I always thought I’d have two kids. There’s something about only having one that seems lonely, and when you get to three…well, the kids start to outnumber the parents and that seems like more than I could handle.
[Before going any further, I would like to pause and address my mother and assure you that we have in no way made a decision to not give you any more grandchildren. Thank you everyone else for your patience.]
Two children seemed to make sense, and feel right. There really wasn’t a question of “if” we would expand our family, but rather “when.” And, sometimes, the “when” feels like “now.” Mostly within the context of, “If we just have another baby right now then we could get rid of all the boxes of maternity clothes & baby stuff in the shed.”

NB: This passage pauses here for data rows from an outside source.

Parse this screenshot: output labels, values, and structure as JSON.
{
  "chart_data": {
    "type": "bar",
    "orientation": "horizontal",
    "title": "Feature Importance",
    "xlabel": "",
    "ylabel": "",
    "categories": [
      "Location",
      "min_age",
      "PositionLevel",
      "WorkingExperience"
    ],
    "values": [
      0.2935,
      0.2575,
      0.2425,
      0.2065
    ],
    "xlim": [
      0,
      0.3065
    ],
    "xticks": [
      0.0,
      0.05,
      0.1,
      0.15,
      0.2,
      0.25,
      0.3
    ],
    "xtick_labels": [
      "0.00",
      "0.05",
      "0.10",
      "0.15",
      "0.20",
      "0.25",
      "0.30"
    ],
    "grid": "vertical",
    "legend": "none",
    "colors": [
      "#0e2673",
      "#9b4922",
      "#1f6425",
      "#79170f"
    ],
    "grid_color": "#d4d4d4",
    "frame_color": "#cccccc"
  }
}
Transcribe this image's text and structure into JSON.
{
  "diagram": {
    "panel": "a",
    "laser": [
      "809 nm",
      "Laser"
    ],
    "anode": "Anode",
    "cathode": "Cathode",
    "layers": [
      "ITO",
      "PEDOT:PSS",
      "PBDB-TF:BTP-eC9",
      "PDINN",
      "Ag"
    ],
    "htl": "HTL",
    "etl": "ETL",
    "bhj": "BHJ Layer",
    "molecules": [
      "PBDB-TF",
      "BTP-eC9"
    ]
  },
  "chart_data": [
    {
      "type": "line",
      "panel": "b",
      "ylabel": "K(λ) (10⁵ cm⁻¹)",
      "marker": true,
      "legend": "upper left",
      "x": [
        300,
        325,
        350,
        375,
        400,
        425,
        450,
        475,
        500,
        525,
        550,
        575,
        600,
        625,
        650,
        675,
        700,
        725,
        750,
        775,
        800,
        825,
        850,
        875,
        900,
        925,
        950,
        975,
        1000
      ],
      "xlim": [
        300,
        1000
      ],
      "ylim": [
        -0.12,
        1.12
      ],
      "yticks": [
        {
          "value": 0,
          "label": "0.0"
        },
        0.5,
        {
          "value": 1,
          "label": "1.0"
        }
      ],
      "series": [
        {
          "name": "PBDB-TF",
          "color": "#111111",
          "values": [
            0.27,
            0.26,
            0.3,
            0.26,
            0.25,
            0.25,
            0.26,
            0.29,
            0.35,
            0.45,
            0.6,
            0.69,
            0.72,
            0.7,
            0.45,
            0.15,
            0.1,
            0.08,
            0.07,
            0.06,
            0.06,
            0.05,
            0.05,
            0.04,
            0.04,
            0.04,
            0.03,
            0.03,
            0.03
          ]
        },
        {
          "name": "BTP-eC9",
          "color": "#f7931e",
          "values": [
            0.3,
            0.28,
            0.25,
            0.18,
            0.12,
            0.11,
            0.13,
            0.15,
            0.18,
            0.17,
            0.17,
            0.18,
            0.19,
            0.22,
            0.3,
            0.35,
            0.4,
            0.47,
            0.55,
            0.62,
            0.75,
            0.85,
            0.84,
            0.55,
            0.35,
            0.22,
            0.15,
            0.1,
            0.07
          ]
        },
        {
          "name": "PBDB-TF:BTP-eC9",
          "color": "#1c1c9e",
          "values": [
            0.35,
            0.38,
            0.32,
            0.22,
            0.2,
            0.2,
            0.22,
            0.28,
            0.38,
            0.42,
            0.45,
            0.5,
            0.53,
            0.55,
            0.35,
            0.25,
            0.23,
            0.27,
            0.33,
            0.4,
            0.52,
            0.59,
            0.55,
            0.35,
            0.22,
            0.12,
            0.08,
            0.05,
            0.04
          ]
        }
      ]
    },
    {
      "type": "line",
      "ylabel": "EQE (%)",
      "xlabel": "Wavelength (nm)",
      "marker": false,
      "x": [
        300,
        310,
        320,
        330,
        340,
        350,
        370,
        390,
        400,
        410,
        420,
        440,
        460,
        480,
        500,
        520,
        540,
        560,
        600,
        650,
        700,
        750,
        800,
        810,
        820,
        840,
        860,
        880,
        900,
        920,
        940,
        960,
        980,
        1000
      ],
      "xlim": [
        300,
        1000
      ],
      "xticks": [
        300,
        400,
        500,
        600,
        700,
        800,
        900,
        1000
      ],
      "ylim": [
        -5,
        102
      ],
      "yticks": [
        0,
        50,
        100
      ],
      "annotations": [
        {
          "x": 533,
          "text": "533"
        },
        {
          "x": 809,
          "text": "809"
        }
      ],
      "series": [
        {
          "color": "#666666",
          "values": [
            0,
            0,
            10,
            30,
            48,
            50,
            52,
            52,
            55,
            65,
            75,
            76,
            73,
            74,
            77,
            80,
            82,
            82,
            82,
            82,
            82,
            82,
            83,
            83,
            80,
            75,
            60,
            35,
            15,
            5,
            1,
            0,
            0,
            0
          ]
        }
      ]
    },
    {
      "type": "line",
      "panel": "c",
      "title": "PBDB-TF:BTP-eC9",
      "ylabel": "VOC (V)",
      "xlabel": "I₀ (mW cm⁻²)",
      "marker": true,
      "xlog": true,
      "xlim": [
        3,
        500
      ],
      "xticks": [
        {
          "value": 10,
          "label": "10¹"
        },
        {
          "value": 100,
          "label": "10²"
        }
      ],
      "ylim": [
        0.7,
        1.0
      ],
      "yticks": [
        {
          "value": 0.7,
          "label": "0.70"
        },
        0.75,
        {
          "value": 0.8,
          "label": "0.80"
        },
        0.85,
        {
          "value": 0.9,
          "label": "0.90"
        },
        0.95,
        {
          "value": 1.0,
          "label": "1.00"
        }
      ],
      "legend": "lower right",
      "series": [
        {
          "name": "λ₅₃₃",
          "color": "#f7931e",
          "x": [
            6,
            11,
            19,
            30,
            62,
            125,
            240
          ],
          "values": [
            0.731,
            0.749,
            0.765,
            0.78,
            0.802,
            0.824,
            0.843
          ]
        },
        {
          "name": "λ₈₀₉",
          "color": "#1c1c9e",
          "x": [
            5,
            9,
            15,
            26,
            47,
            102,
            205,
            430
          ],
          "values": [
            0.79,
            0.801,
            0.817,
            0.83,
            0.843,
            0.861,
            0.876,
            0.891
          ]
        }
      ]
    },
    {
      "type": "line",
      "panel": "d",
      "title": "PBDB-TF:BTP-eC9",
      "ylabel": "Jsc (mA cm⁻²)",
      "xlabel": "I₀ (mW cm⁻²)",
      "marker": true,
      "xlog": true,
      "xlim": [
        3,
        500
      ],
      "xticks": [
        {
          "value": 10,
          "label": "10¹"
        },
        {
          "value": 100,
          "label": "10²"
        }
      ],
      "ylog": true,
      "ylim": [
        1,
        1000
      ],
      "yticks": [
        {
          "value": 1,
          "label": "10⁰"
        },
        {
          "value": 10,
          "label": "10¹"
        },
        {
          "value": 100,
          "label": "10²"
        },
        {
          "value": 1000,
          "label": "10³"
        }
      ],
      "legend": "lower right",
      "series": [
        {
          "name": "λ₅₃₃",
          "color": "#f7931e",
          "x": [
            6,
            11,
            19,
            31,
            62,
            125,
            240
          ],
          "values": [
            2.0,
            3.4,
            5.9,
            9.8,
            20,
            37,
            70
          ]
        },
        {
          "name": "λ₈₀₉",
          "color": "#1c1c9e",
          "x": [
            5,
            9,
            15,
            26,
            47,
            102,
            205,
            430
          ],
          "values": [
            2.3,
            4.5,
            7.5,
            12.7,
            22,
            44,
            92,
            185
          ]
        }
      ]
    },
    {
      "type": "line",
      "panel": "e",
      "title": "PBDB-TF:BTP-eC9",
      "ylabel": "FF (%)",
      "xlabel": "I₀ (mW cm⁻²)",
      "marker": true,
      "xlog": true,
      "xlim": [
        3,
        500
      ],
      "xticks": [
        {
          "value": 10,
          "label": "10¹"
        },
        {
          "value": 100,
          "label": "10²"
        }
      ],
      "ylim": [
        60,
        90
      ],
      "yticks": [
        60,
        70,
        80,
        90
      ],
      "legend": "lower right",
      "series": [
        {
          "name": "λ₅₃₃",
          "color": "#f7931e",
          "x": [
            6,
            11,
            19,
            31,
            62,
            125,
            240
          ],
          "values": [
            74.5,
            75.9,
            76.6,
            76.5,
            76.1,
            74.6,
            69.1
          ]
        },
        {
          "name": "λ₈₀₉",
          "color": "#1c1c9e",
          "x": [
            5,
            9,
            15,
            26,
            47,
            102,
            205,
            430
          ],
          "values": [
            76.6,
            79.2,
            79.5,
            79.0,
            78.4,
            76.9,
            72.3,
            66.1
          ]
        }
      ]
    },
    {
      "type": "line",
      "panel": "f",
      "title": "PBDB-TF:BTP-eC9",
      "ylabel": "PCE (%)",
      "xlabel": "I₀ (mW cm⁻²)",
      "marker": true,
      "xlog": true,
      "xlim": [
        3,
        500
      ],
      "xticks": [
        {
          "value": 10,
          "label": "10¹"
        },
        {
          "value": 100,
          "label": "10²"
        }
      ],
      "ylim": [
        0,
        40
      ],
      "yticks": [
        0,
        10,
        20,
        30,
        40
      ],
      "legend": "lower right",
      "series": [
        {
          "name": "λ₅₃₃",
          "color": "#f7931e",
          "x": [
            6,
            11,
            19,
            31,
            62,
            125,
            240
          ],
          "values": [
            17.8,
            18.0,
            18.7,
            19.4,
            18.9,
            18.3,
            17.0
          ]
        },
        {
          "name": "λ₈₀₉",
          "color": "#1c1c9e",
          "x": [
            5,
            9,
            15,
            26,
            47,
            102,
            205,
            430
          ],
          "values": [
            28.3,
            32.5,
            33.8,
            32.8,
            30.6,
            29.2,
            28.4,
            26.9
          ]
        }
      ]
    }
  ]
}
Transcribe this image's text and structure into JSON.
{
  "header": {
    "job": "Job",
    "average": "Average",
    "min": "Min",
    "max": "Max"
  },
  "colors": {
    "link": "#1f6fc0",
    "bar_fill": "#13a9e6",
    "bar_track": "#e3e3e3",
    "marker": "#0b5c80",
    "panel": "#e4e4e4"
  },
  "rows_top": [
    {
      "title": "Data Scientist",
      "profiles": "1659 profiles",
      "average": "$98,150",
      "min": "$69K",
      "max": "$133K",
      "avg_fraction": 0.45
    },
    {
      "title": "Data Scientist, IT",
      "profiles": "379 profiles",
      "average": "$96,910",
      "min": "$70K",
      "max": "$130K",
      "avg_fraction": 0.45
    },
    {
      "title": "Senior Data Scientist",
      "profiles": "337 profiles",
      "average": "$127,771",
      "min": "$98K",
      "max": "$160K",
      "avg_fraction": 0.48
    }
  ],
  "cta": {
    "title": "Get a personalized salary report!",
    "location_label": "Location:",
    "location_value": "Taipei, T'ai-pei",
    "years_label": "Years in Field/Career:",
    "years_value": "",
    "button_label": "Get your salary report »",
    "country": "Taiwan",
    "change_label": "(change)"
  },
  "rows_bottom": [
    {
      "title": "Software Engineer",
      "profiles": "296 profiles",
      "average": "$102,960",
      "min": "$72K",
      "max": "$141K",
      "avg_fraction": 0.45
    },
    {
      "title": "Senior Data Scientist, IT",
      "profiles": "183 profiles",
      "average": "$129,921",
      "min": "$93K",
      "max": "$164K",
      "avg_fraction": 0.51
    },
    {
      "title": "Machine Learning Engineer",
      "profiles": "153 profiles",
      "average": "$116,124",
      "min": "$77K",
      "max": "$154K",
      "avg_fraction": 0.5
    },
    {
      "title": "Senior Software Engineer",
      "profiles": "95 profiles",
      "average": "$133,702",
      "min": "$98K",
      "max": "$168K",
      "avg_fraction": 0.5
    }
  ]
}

Recently, however, I’ve been having fleeting thoughts that make me think twice. Things just seem so…easy. I get a full nights’ rest, I don’t feel pulled in lots of directions, I can give my son all the attention I have, and we can easily provide for both today & tomorrow for our family. Plus, we have so much FUN! I love that he can talk to me, follow directions, and that I have the time & energy to teach him new things and watch him learn. We can go places with minimal effort. Life is full of laughs when I’m with my family. Life feels happy. Life feels normal.
I can’t help but think of how that would change with another one. But, there are still those thoughts that our family isn’t complete without four. I see pregnant women touch their bellies, and I think of my own little one kicking softly. I watch videos of our sweet little Conlan as a baby, and I want that again. I think we are good parents, and have a lot to offer another child. It seems like there are a lot of “maybe’s” floating around in my mind.
Maybe we’re meant to be a family of three.
Maybe I’ll regret not having another baby.
Maybe I won’t be a good mom to two kids.
Maybe Conlan would be a fantastic big brother.
Maybe he won’t.
Maybe I won’t be able to enjoy motherhood as much.
Maybe I’ll enjoy it more.
Maybe I’d be pushed beyond my limits.
Maybe we’d struggle financially.
Maybe I am underestimating myself.
Maybe things wouldn’t be as different as I imagine they would be.
Maybe other moms with more than one kiddo are laughing at me right now and think this is ridiculous.
Maybe you can’t really know for certain until you’re there.
Instead of wrestling with them, I have decided to take time out. To stop obsessing, planning, and making decisions. I am taking the time to honor those “maybe’s.” I want to find out if they are stirring in my soul because God put them there, or out of my own selfishness.
If we decide not to have another baby just because we imagine life would be more difficult, but the voice is not from God, it would be selfish.
If we decide to have another baby only because we “want” one, but the desire is not from God, that too is selfish.
I will be at peace, pray, and honor each of my thoughts. God will show me which He has placed in me, and which come from a place of fear and selfishness. Until then, we’ll just enjoy the family we have been given. For today, our family is complete.